La señorita Lydgate no dio muestras de sentirse avergonzada de la señorita Vane; al contrario: la saludó afectuosamente, le pidió que fuera a verla el domingo por la mañana, comentó su obra en términos encomiásticos y la elogió por mantener un nivel tan culto de inglés incluso en sus novelas policíacas.
– Proporciona usted mucha alegría en la sala del profesorado, y según creo, la señorita De Vine también es ferviente admiradora suya -añadió.
– ¿La señorita De Vine?
– Ah, claro, no la conoce. Es la nueva profesora del departamento de investigación. Es una persona muy agradable, y sé que quiere hablar con usted sobre sus libros. Tiene que venir para que se la presente. Está aquí desde hace tres años. Bueno, no residirá aquí hasta el próximo curso, pero vive en Oxford desde hace unas semanas y trabaja en la Biblioteca Bodleiana. Está haciendo un estupendo trabajo sobre las finanzas de la nación en la época Tudor, absolutamente fascinante incluso para personas como yo, que soy una ignorante en cuestiones de dinero. Estamos todas muy contentas de que el college decidiera ofrecerle la beca Jane Barraclough, porque es una extraordinaria especialista y lo ha pasado muy mal.
– Me parece que he oído hablar de ella. ¿No fue directora de uno de los grandes colleges de provincias?

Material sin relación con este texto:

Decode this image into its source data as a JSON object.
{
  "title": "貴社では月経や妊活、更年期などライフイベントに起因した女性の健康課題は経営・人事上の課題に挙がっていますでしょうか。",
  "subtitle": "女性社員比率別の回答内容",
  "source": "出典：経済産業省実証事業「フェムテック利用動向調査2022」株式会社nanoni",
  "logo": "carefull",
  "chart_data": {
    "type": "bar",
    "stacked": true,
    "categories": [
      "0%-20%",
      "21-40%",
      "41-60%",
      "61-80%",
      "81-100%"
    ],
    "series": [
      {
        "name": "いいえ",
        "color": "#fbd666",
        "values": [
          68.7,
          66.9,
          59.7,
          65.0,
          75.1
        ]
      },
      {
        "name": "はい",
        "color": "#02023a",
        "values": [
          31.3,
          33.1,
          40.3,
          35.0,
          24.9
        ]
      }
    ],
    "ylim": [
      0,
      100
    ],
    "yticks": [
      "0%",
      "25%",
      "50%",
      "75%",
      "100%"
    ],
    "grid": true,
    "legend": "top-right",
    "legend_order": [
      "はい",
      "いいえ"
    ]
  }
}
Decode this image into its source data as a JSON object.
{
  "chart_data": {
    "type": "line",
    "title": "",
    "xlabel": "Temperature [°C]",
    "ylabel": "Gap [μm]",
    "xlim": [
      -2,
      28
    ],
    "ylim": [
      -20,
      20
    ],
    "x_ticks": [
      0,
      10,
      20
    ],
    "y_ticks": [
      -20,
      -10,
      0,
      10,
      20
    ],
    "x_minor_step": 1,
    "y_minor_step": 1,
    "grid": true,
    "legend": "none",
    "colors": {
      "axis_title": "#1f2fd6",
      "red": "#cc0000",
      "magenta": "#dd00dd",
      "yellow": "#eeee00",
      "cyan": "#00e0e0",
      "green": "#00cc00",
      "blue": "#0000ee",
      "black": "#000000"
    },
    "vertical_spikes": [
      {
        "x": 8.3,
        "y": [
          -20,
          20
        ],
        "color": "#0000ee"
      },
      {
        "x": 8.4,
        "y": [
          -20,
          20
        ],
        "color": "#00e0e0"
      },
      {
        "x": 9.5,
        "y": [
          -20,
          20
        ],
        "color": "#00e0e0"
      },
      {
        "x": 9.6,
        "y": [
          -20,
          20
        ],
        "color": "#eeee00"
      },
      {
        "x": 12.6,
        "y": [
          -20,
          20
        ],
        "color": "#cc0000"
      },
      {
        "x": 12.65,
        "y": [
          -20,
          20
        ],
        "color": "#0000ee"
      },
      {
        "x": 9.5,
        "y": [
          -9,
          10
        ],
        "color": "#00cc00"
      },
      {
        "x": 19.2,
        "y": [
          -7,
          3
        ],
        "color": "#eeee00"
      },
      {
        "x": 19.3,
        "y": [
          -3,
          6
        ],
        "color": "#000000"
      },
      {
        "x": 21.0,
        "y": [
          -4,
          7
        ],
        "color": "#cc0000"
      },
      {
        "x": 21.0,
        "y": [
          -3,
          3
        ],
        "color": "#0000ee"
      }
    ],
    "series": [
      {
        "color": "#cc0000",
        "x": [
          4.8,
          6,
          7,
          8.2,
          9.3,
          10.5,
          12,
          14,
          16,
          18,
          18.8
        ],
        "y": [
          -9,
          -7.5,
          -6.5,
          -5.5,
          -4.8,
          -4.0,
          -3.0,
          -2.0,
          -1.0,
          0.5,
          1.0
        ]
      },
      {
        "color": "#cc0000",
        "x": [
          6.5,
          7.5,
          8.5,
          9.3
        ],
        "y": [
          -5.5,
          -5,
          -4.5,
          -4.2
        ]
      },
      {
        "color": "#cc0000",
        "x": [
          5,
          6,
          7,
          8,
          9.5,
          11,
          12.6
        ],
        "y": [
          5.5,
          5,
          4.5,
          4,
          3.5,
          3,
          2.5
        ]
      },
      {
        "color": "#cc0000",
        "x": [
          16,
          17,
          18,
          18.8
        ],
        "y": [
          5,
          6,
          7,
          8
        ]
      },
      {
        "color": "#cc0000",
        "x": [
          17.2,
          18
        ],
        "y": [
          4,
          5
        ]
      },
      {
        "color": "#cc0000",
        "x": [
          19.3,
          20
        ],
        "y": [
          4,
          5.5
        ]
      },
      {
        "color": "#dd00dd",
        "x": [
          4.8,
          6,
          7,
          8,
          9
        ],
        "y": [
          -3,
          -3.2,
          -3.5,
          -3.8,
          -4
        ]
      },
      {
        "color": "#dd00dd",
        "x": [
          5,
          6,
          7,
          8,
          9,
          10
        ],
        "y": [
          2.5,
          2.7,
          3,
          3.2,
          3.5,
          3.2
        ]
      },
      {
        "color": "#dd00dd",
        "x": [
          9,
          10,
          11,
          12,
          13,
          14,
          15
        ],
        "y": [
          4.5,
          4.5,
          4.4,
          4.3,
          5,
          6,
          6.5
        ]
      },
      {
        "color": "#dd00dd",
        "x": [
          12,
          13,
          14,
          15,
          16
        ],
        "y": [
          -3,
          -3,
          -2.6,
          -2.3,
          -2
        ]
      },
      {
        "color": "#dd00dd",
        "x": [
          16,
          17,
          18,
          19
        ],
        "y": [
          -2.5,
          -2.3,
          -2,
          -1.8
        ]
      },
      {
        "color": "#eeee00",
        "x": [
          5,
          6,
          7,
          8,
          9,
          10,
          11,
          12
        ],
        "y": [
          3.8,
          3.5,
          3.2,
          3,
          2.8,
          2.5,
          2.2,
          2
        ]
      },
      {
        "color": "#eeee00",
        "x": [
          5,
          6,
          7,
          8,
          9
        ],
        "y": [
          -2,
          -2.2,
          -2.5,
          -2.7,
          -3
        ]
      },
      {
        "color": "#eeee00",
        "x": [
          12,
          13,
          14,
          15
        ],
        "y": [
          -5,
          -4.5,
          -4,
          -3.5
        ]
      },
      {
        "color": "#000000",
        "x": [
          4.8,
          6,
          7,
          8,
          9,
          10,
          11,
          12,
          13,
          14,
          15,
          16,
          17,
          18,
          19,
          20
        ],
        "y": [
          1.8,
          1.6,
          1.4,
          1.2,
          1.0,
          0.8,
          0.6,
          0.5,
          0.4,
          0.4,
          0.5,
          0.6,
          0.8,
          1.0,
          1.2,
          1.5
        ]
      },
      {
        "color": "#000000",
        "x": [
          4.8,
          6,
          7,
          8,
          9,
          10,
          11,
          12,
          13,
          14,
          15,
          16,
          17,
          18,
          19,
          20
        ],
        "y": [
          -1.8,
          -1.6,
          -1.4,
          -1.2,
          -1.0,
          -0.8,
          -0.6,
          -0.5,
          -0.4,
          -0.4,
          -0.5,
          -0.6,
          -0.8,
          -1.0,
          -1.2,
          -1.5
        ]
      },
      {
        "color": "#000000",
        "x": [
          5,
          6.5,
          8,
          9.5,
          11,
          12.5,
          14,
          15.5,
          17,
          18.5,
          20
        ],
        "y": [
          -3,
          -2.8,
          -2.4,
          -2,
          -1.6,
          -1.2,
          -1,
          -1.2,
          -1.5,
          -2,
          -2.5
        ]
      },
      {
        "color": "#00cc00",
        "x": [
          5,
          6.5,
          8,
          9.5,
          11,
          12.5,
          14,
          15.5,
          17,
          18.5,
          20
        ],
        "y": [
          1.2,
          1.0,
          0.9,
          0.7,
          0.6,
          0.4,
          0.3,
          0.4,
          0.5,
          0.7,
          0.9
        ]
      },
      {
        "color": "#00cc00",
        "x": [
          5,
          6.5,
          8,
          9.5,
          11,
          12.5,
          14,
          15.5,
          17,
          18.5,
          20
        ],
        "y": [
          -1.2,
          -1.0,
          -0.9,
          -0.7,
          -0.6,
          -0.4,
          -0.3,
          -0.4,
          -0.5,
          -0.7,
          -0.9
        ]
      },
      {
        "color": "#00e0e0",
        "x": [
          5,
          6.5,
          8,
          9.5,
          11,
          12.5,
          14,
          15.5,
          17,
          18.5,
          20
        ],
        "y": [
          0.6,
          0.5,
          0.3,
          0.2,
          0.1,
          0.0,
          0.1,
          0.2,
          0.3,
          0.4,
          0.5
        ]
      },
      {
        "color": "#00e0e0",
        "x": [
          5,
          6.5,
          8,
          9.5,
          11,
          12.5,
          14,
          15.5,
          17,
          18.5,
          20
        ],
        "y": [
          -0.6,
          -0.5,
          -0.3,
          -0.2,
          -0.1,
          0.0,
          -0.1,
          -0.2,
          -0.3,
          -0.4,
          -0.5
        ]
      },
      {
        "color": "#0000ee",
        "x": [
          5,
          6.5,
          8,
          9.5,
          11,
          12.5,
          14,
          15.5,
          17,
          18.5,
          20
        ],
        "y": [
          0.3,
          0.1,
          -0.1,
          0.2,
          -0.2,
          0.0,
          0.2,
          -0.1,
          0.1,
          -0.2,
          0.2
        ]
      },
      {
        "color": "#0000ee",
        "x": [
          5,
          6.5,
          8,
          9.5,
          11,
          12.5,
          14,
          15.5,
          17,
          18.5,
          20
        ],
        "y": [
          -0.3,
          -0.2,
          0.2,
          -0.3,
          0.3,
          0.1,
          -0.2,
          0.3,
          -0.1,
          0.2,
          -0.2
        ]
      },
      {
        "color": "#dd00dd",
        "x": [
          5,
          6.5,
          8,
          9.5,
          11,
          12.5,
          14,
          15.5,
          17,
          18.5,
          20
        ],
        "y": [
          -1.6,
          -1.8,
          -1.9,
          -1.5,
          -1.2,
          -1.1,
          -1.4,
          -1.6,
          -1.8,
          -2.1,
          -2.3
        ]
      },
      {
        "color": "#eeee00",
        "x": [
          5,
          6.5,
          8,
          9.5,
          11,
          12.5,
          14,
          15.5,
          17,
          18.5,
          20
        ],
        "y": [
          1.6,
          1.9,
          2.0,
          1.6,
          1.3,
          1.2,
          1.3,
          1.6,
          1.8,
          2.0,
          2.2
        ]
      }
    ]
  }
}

– Sí. Fue rectora de Flamborough durante tres años, pero en realidad no era su trabajo. Demasiados asuntos de administración, aunque era estupenda para las cuestiones económicas, desde luego, pero tenía demasiadas cosas que hacer, entre su propio trabajo, dirigir doctorados y demás, y las alumnas… entre la universidad y el college acabó agotada. Es una de esas personas que siempre dan lo mejor de sí mismas, pero creo que no congenió con las demás en el plano personal. Cayó enferma y tuvo que pasar un par de años en el extranjero. Se puede decir que acaba de volver a Inglaterra. Y claro, el tener que abandonar Flamborough le supuso una gran diferencia desde el punto de vista económico, así que es bueno saber que durante los próximos tres años podrá continuar con su libro sin preocuparse por esas cosas.
– Sí, ahora me acuerdo -dijo Harriet-. Lo vi anunciado en algún sitio, en Navidad, más o menos.
– Supongo que lo vería en el anuario de Shrewsbury. Naturalmente, nos sentimos muy orgullosas de tenerla aquí. Por supuesto, debería disponer de una cátedra, pero dudo mucho que soportara la tutoría. Cuantas menos distracciones, mejor, porque es una auténtica estudiosa. Mire, allí está… Ay, qué lástima. Me temo que la ha pillado por banda la señorita Gubbins. ¿Recuerdan a la señorita Gubbins?